NEW YORK TIMES BESTSELLER • NAMED ONE OF THE BEST BOOKS OF THE YEAR BY RT BOOK REVIEWS
In this superbly accomplished Charlotte and Thomas Pitt adventure, Anne Perry takes us beneath the glittering surface of wealthy Victorian society into a nightmare world of fear and intimidation, where women are too often blamed for the violent attacks against them, and powerful men take what they want, leaving others to pay the price.
The horrifying rape and apparent suicide of Catherine Quixwood, wife of a wealthy merchant banker, falls outside the jurisdiction of new Special Branch head Thomas Pitt, but so pervasively offensive are the rumors about the victim that Pitt quietly takes a hand in the investigation.
Yet even with the help of his ingenious wife, Charlotte, and his former superior, Victor Narraway, Pitt is stumped. Why did high-minded, cultured Catherine choose not to accompany her husband to a grand party on the night of her demise? Why did she dismiss all her servants for the evening and leave the front door unlocked? What had been her relationship with the young man seen frequently by her side at concerts and art exhibits? And what can be done to avenge another terrible crime: the assault on Angeles Castelbranco, beloved teenage daughter of the Portuguese ambassador?

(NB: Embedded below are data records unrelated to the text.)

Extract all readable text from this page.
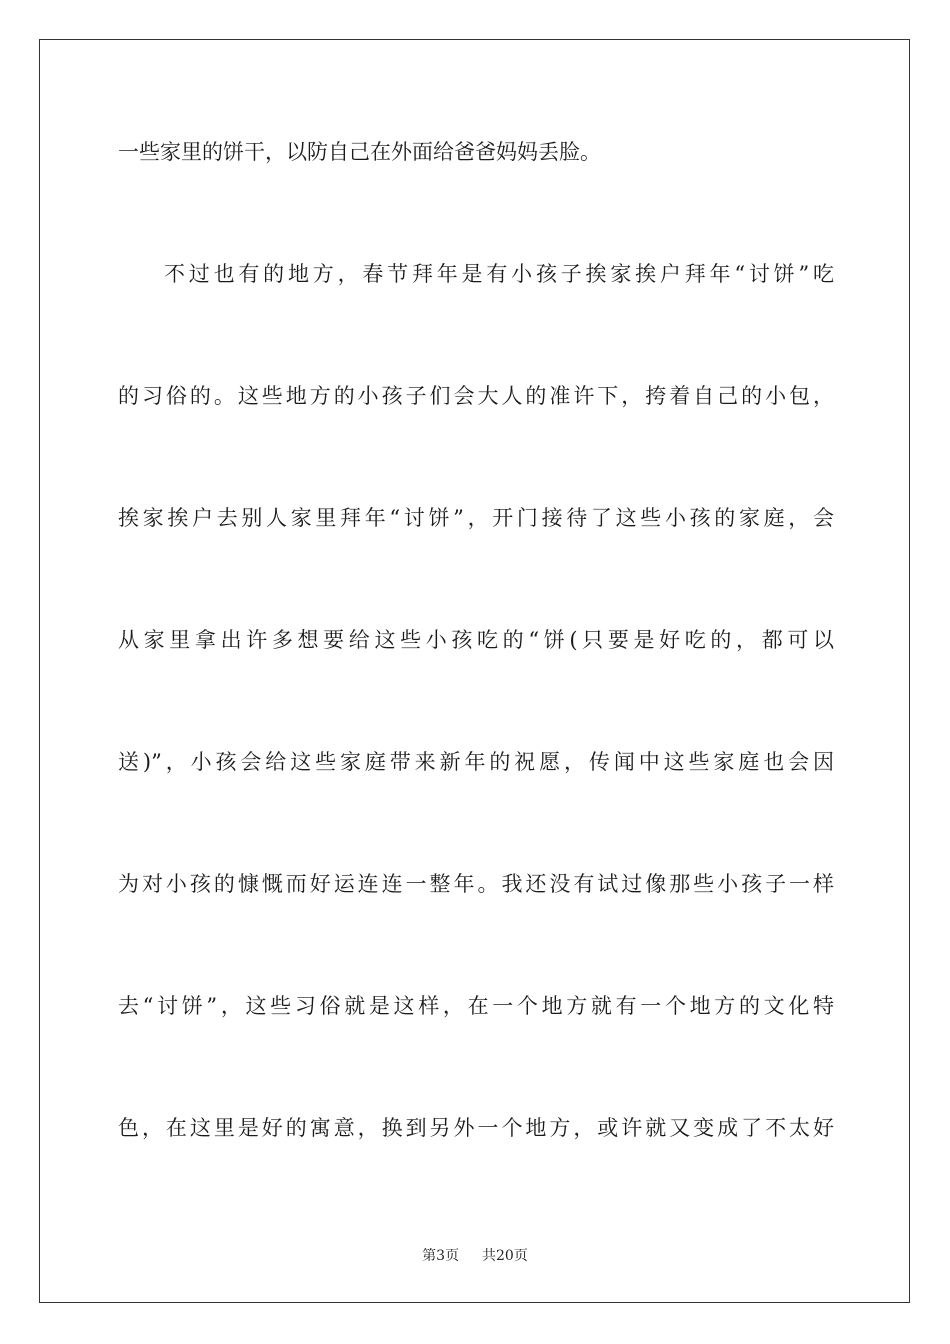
一些家里的饼干，以防自己在外面给爸爸妈妈丢脸。
不过也有的地方，春节拜年是有小孩子挨家挨户拜年“讨饼”吃
的习俗的。这些地方的小孩子们会大人的准许下，挎着自己的小包，
挨家挨户去别人家里拜年“讨饼”，开门接待了这些小孩的家庭，会
从家里拿出许多想要给这些小孩吃的“饼(只要是好吃的，都可以
送)”，小孩会给这些家庭带来新年的祝愿，传闻中这些家庭也会因
为对小孩的慷慨而好运连连一整年。我还没有试过像那些小孩子一样
去“讨饼”，这些习俗就是这样，在一个地方就有一个地方的文化特
色，在这里是好的寓意，换到另外一个地方，或许就又变成了不太好
第3页 共20页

As an ordinary policeman, Pitt used to enter London’s grand houses through the kitchen door. Now, as a guest in those same houses, can he find the steel in his soul to challenge the great men of the world with their crimes? The path to the truth takes him in deeply troubling directions, from the lofty world of international politics and finance to his own happy home, where his own teenage daughter, Jemima, is coming of age in a culture rife with hidden dangers.
In this rich, emotionally charged masterpiece, Anne Perry exposes yet another ugly secret of Victoria’s proud empire. And in a courtroom battle of unparalleled brilliance, we thrill at the chance to witness a massive wrong righted.
Includes a preview of Anne Perry’s next Charlotte and Thomas Pitt novel, Death on Blackheath
Praise for Midnight at Marble Arch
“Sweeping and scandalous . . . Perry has perfected a delicate touch.”—The New York Times Book Review
“Fresh and vibrant . . . Perry captures Victorian England with flair, and her storyline is fascinating.”—Wichita Falls Times Record News
“Perry is a master at illuminating the wrongs of the Victorian age.”—Booklist (starred review)
“Bestselling author Perry continues her Charlotte and Thomas Pitt series with another splendid success. She is so familiar with life at this time that history, attitudes and culture are slipped in seamlessly so the reader sees the world as Victorians did. Not only are Inspector Pitt and his wife fully realized, their circle of friends and acquaintances also feel real and alive. This is a series to read from the beginning.”—RT Book Reviews (Top Pick)
“May be [Perry’s] most intense and thrilling novel to date . . . Midnight at Marble Arch is stunning and insightful from start to finish.”—Bookreporter
“This book is packed with intrigue.”—The Huffington Post
“The monsters Anne Perry creates are not easy to live with, and their actions linger long after the book is closed.”—New York Journal of Books
“Engrossing . . . intriguing . . . Perry does a nice job exploring late Victorian attitudes toward sex crimes.”—Publishers Weekly
Sexual violence is at the heart of bestseller Perry's engrossing 28th Charlotte and Thomas Pitt novel (after 2012's Dorchester Terrace), set in 1896 London. Pitt, the new head of Special Branch, and his ousted predecessor, Victor Narraway, are about to leave a party when a police officer informs another guest, financier Rawdon Quixwood, that his wife, Catherine, is dead. Pitt and Narraway accompany Quixwood to the financier's house, where they find the wife's battered body. After being raped by her assailant someone she apparently let inside she drank a fatal dose of laudanum. Later, Angeles Castelbranco, the Portuguese ambassador's daughter, plunges to her death in an effort to escape the rake who had been tormenting her. Pitt learns that she, too, was the victim of sexual assault. In an intriguing twist, Quixwood provides the alibi for the suspect in that case. Perry does a nice job exploring late Victorian attitudes toward sex crimes.